Impact of transfusion strategy on platelet aggregation and biomarkers in myocardial infarction patients with anemia

Higher rates of thrombotic events have been reported in myocardial infarction (MI) patients requiring blood transfusion. The impact of blood transfusion strategy on thrombosis and inflammation is still unknown.

To compare the impact of a liberal vs. a restrictive transfusion strategy on P2Y12 platelet reactivity and biomarkers in the multicentric randomized REALITY trial.

Patients randomized to a liberal (hemoglobin ≤10 g/dL) or a restrictive (hemoglobin ≤8 g/dL) transfusion strategy had VASP-PRI platelet reactivity measured centrally in a blinded fashion and platelet reactivity unit (PRU) measured locally using encrypted VerifyNow; at baseline and after randomization. Biomarkers of thrombosis (P-selectin, PAI-1, vWF) and inflammation (TNF-α) were also measured. The primary endpoint was the change in the VASP-PRI (difference from baseline and post randomization) between the randomized groups.

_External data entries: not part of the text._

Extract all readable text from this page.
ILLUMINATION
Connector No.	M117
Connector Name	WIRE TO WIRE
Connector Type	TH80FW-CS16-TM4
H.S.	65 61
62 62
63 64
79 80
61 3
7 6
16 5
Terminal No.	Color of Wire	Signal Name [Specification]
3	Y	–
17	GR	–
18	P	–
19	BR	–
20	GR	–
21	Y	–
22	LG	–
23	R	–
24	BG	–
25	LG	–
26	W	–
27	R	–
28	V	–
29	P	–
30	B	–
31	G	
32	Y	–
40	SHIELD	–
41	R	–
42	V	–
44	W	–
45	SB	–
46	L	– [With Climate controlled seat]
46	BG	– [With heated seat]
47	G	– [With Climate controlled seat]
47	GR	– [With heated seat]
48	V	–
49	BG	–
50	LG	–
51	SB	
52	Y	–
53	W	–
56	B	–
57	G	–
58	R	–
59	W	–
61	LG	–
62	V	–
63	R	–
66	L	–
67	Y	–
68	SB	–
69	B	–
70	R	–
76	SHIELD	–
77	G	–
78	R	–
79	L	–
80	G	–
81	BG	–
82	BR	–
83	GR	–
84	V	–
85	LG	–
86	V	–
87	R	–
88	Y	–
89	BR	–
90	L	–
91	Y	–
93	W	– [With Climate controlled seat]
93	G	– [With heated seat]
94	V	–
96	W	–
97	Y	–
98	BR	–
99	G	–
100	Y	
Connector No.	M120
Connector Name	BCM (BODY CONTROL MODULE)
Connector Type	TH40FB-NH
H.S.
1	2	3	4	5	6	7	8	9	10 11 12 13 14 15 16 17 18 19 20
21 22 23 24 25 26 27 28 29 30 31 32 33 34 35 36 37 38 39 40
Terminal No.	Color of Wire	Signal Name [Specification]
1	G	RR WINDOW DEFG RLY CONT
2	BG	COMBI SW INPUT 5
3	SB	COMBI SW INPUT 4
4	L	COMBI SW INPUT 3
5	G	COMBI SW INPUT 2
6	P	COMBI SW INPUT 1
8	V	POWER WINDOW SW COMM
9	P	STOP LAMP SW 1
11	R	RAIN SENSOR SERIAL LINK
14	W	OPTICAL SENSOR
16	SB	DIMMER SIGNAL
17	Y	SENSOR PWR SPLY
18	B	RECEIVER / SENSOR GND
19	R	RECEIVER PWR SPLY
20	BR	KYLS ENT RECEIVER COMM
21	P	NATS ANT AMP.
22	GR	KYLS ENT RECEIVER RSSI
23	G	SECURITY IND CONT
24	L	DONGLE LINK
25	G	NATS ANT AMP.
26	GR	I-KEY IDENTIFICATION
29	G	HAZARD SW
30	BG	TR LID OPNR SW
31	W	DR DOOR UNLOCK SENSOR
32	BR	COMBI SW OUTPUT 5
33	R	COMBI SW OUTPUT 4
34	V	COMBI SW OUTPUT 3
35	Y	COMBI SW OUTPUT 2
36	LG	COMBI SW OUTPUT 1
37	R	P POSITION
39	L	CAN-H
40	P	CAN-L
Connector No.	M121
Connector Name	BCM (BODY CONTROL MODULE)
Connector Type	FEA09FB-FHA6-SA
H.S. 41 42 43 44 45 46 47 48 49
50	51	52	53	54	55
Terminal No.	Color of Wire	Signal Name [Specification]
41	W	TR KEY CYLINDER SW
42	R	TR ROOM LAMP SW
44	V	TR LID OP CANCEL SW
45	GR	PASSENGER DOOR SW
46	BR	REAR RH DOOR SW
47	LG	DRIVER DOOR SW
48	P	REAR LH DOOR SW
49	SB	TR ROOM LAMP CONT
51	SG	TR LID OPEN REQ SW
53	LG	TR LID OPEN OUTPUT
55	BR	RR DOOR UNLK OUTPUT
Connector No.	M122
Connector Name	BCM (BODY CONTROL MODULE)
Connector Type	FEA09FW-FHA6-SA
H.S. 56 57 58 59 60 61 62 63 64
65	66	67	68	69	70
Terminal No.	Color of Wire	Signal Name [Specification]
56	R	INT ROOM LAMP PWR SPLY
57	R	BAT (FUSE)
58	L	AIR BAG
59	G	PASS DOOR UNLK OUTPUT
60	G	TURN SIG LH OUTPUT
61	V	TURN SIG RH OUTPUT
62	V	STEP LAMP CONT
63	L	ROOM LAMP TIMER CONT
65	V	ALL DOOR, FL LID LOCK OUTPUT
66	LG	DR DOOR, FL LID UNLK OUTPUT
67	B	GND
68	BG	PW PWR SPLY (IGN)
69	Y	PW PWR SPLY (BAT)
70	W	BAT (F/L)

A total of 100 patients randomized were included in this study (n = 50 in each group). Transfused patients received on average 2.4 ± 1.6 units of blood. We found no differences in change of the VASP PRI (difference 1.2% 95% CI (−10.3–12.7%)) or by the PRU (difference 13.0 95% CI (−21.8–47.8)) before and after randomization in both randomized groups. Similar results were found in transfused patients (n = 71) regardless of the randomized group, VASP PRI (difference 1.7%; 95% CI (−9.5–1.7%)) or PRU (difference 27.0; 95% CI (−45.0–0.0)). We did not find an impact of transfusion strategy or transfusion itself in the levels of P-selectin, PAI-1, vWF, and TNF-α.

In this study, we found no impact of a liberal vs. a restrictive transfusion strategy on platelet reactivity and biomarkers in MI patients with anemia. A conclusion that should be tempered due to missing patients with exploitable biological data that has affected our power to show a difference.